Top

Pejabat Departemen Luar Negeri bertemu dengan Phoenix Mercury tentang penahanan Brittney Griner di Rusia

WASHINGTON – Pejabat Departemen Luar Negeri bertemu Senin dengan anggota Phoenix Mercury tentang penahanan berbulan-bulan Brittney Griner di Rusia dan upaya pemerintahan Biden untuk mengamankan pembebasannya.

Departemen Luar Negeri mengkonfirmasi pertemuan tersebut, yang melibatkan pejabat dari kantor khusus yang mengadvokasi sandera dan salah menahan orang Amerika.

“Ada banyak hal yang terlibat dalam membawanya kembali ke rumah dan aman; mereka bekerja tanpa henti,” kata bintang Mercury Diana Taurasi setelah pertemuan dalam rilis berita dari tim. “Kami di sini untuk melakukan apa pun yang kami bisa untuk memperkuat dan menjaga BG di garis depan, yang lebih penting daripada pertandingan bola basket dan apa pun yang terjadi dalam hidup kami.

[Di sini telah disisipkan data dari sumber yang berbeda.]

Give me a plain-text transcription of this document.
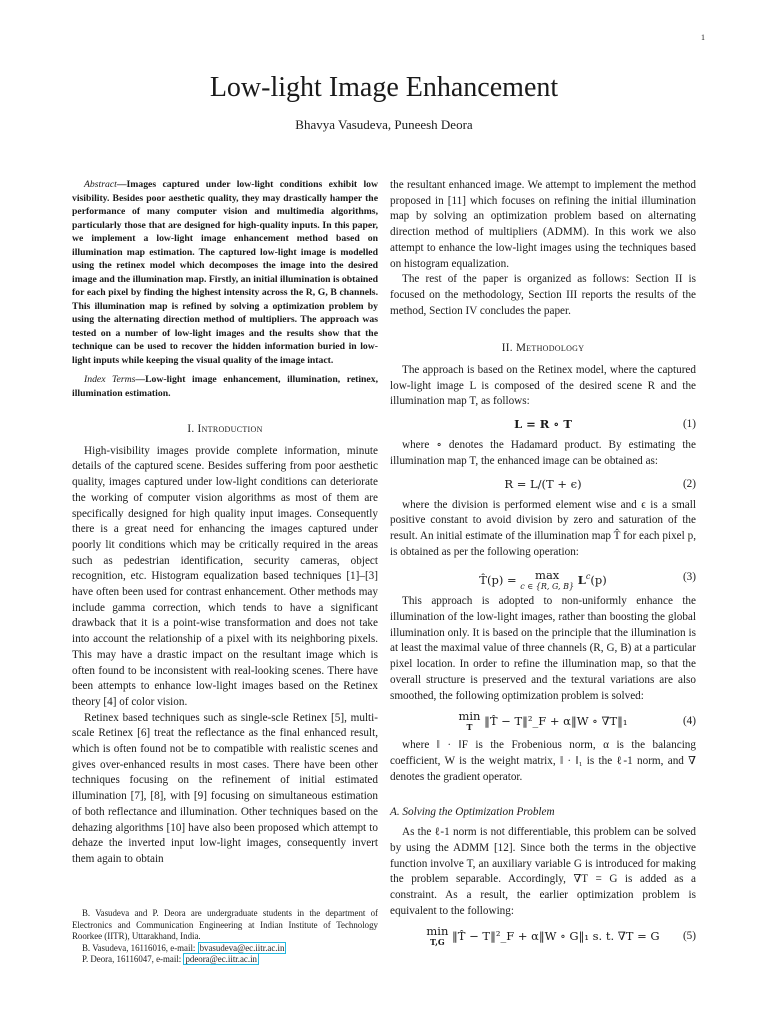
1
Low-light Image Enhancement
Bhavya Vasudeva, Puneesh Deora

Abstract—Images captured under low-light conditions exhibit low visibility. Besides poor aesthetic quality, they may drastically hamper the performance of many computer vision and multimedia algorithms, particularly those that are designed for high-quality inputs. In this paper, we implement a low-light image enhancement method based on illumination map estimation. The captured low-light image is modelled using the retinex model which decomposes the image into the desired image and the illumination map. Firstly, an initial illumination is obtained for each pixel by finding the highest intensity across the R, G, B channels. This illumination map is refined by solving a optimization problem by using the alternating direction method of multipliers. The approach was tested on a number of low-light images and the results show that the technique can be used to recover the hidden information buried in low-light inputs while keeping the visual quality of the image intact.

Index Terms—Low-light image enhancement, illumination, retinex, illumination estimation.

I. Introduction

High-visibility images provide complete information, minute details of the captured scene. Besides suffering from poor aesthetic quality, images captured under low-light conditions can deteriorate the working of computer vision algorithms as most of them are specifically designed for high quality input images. Consequently there is a great need for enhancing the images captured under poorly lit conditions which may be critically required in the areas such as pedestrian identification, security cameras, object recognition, etc. Histogram equalization based techniques [1]–[3] have often been used for contrast enhancement. Other methods may include gamma correction, which tends to have a significant drawback that it is a point-wise transformation and does not take into account the relationship of a pixel with its neighboring pixels. This may have a drastic impact on the resultant image which is often found to be inconsistent with real-looking scenes. There have been attempts to enhance low-light images based on the Retinex theory [4] of color vision.

Retinex based techniques such as single-scle Retinex [5], multi-scale Retinex [6] treat the reflectance as the final enhanced result, which is often found not be to compatible with realistic scenes and gives over-enhanced results in most cases. There have been other techniques focusing on the refinement of initial estimated illumination [7], [8], with [9] focusing on simultaneous estimation of both reflectance and illumination. Other techniques based on the dehazing algorithms [10] have also been proposed which attempt to dehaze the inverted input low-light images, consequently invert them again to obtain

B. Vasudeva and P. Deora are undergraduate students in the department of Electronics and Communication Engineering at Indian Institute of Technology Roorkee (IITR), Uttarakhand, India.

B. Vasudeva, 16116016, e-mail: bvasudeva@ec.iitr.ac.in

P. Deora, 16116047, e-mail: pdeora@ec.iitr.ac.in

the resultant enhanced image. We attempt to implement the method proposed in [11] which focuses on refining the initial illumination map by solving an optimization problem based on alternating direction method of multipliers (ADMM). In this work we also attempt to enhance the low-light images using the techniques based on histogram equalization.

The rest of the paper is organized as follows: Section II is focused on the methodology, Section III reports the results of the method, Section IV concludes the paper.

II. Methodology

The approach is based on the Retinex model, where the captured low-light image L is composed of the desired scene R and the illumination map T, as follows:

L = R ∘ T	(1)

where ∘ denotes the Hadamard product. By estimating the illumination map T, the enhanced image can be obtained as:

R = L/(T + ϵ)	(2)

where the division is performed element wise and ϵ is a small positive constant to avoid division by zero and saturation of the result. An initial estimate of the illumination map T̂ for each pixel p, is obtained as per the following operation:

T̂(p) = max
c ∈ {R, G, B} $L^c(p)$	(3)

This approach is adopted to non-uniformly enhance the illumination of the low-light images, rather than boosting the global illumination only. It is based on the principle that the illumination is at least the maximal value of three channels (R, G, B) at a particular pixel location. In order to refine the illumination map, so that the overall structure is preserved and the textural variations are also smoothed, the following optimization problem is solved:

min
T	‖T̂ − T‖²_F + α‖W ∘ ∇T‖₁	(4)

where ‖ · ‖F is the Frobenious norm, α is the balancing coefficient, W is the weight matrix, ‖ · ‖₁ is the ℓ-1 norm, and ∇ denotes the gradient operator.

A. Solving the Optimization Problem

As the ℓ-1 norm is not differentiable, this problem can be solved by using the ADMM [12]. Since both the terms in the objective function involve T, an auxiliary variable G is introduced for making the problem separable. Accordingly, ∇T = G is added as a constraint. As a result, the earlier optimization problem is equivalent to the following:

min
T,G ‖T̂ − T‖²_F + α‖W ∘ G‖₁ s. t. ∇T = G (5)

Kami ingin BG pulang secepat mungkin; itu nomor satu di daftar kami.”

Mercury berada di Washington menjelang pertandingan Selasa malam melawan Mystics. Pertemuan mereka dengan Departemen Luar Negeri pada hari Senin berlangsung selama satu jam dan berlangsung di hotel tim.

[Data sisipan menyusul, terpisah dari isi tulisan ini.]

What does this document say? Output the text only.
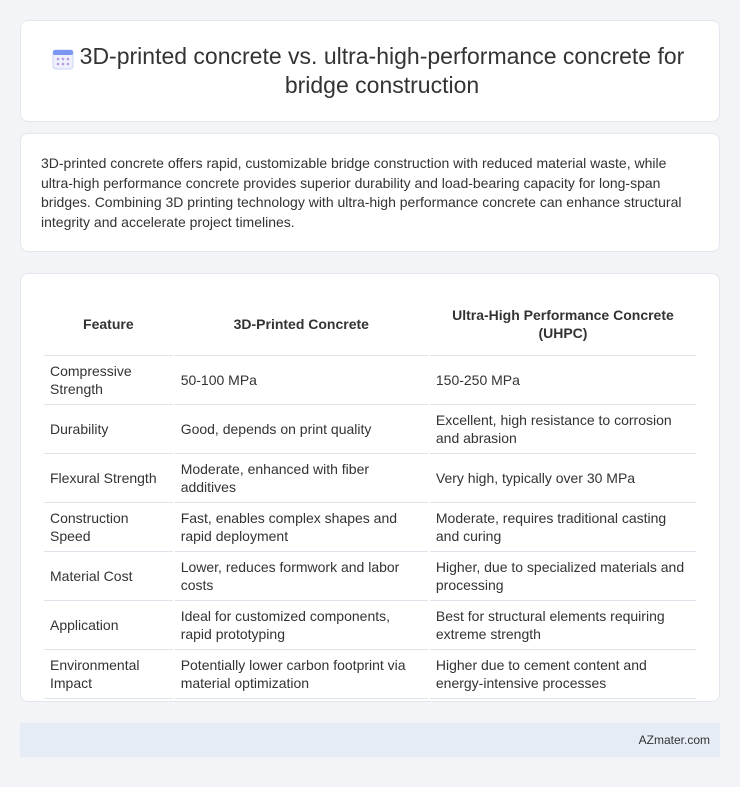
3D-printed concrete vs. ultra-high-performance concrete for bridge construction

3D-printed concrete offers rapid, customizable bridge construction with reduced material waste, while ultra-high performance concrete provides superior durability and load-bearing capacity for long-span bridges. Combining 3D printing technology with ultra-high performance concrete can enhance structural integrity and accelerate project timelines.

Feature	3D-Printed Concrete	Ultra-High Performance Concrete (UHPC)
Compressive Strength	50-100 MPa	150-250 MPa
Durability	Good, depends on print quality	Excellent, high resistance to corrosion and abrasion
Flexural Strength	Moderate, enhanced with fiber additives	Very high, typically over 30 MPa
Construction Speed	Fast, enables complex shapes and rapid deployment	Moderate, requires traditional casting and curing
Material Cost	Lower, reduces formwork and labor costs	Higher, due to specialized materials and processing
Application	Ideal for customized components, rapid prototyping	Best for structural elements requiring extreme strength
Environmental Impact	Potentially lower carbon footprint via material optimization	Higher due to cement content and energy-intensive processes
AZmater.com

Administrasi sebelumnya mengatakan bahwa mereka sedang bekerja untuk membawa Griner dan eksekutif keamanan perusahaan Amerika lainnya, Michigan, Paul Whelan, pulang dari Rusia.

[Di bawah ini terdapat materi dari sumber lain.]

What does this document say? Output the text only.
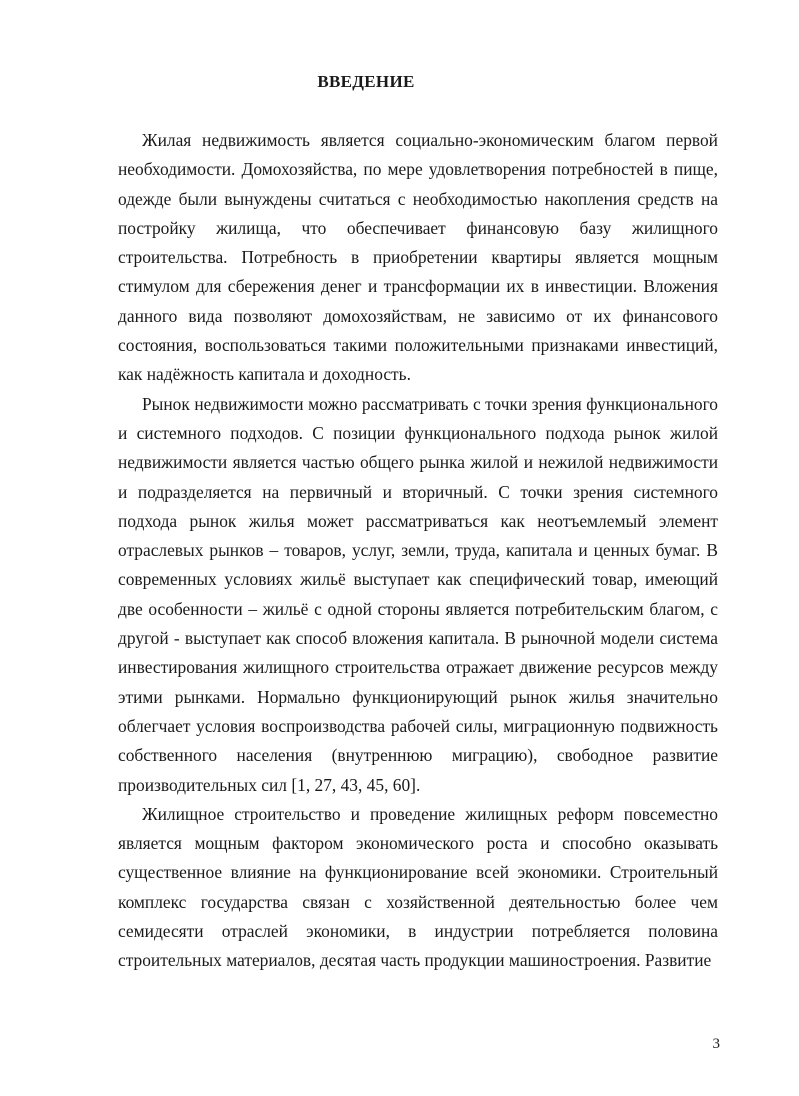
ВВЕДЕНИЕ

Жилая недвижимость является социально-экономическим благом первой необходимости. Домохозяйства, по мере удовлетворения потребностей в пище, одежде были вынуждены считаться с необходимостью накопления средств на постройку жилища, что обеспечивает финансовую базу жилищного строительства. Потребность в приобретении квартиры является мощным стимулом для сбережения денег и трансформации их в инвестиции. Вложения данного вида позволяют домохозяйствам, не зависимо от их финансового состояния, воспользоваться такими положительными признаками инвестиций, как надёжность капитала и доходность.

Рынок недвижимости можно рассматривать с точки зрения функционального и системного подходов. С позиции функционального подхода рынок жилой недвижимости является частью общего рынка жилой и нежилой недвижимости и подразделяется на первичный и вторичный. С точки зрения системного подхода рынок жилья может рассматриваться как неотъемлемый элемент отраслевых рынков – товаров, услуг, земли, труда, капитала и ценных бумаг. В современных условиях жильё выступает как специфический товар, имеющий две особенности – жильё с одной стороны является потребительским благом, с другой - выступает как способ вложения капитала. В рыночной модели система инвестирования жилищного строительства отражает движение ресурсов между этими рынками. Нормально функционирующий рынок жилья значительно облегчает условия воспроизводства рабочей силы, миграционную подвижность собственного населения (внутреннюю миграцию), свободное развитие производительных сил [1, 27, 43, 45, 60].

Жилищное строительство и проведение жилищных реформ повсеместно является мощным фактором экономического роста и способно оказывать существенное влияние на функционирование всей экономики. Строительный комплекс государства связан с хозяйственной деятельностью более чем семидесяти отраслей экономики, в индустрии потребляется половина строительных материалов, десятая часть продукции машиностроения. Развитие

3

“Mengenal Departemen Luar Negeri di tingkat tertinggi, dari Presiden AS Joe Biden hingga tim yang bekerja untuk membawa kembali semua orang Amerika yang ditahan secara salah, memberi kami banyak kepercayaan bahwa mereka sedang mengerjakannya,” kata Taurasi.

Griner ditahan pada 17 Februari di sebuah bandara di Rusia setelah pihak berwenang di sana mengatakan penggeledahan tasnya mengungkapkan kartrid vape yang mengandung turunan ganja. Pada bulan Mei, Departemen Luar Negeri mengklasifikasi ulang Griner sebagai penahanan yang salah dan mengalihkan pengawasan kasusnya ke Utusan Presiden Departemen Luar Negeri untuk Urusan Penyanderaan, atau SPEHA.

“Kami berada di hari ke 116 sejak BG ditahan secara salah,” kata pelatih Mercury Vanessa Nygaard. “Sangat menyenangkan mendengar dari Departemen Luar Negeri bahwa kita harus terus memperkuat pesan itu dan bahwa kita harus terus menekan semua orang yang memiliki pengaruh atau kekuatan untuk membantu membawa BG pulang. Dia rekan satu tim kita, dia orang Amerika dan kita menginginkannya. kembali ke rumah.”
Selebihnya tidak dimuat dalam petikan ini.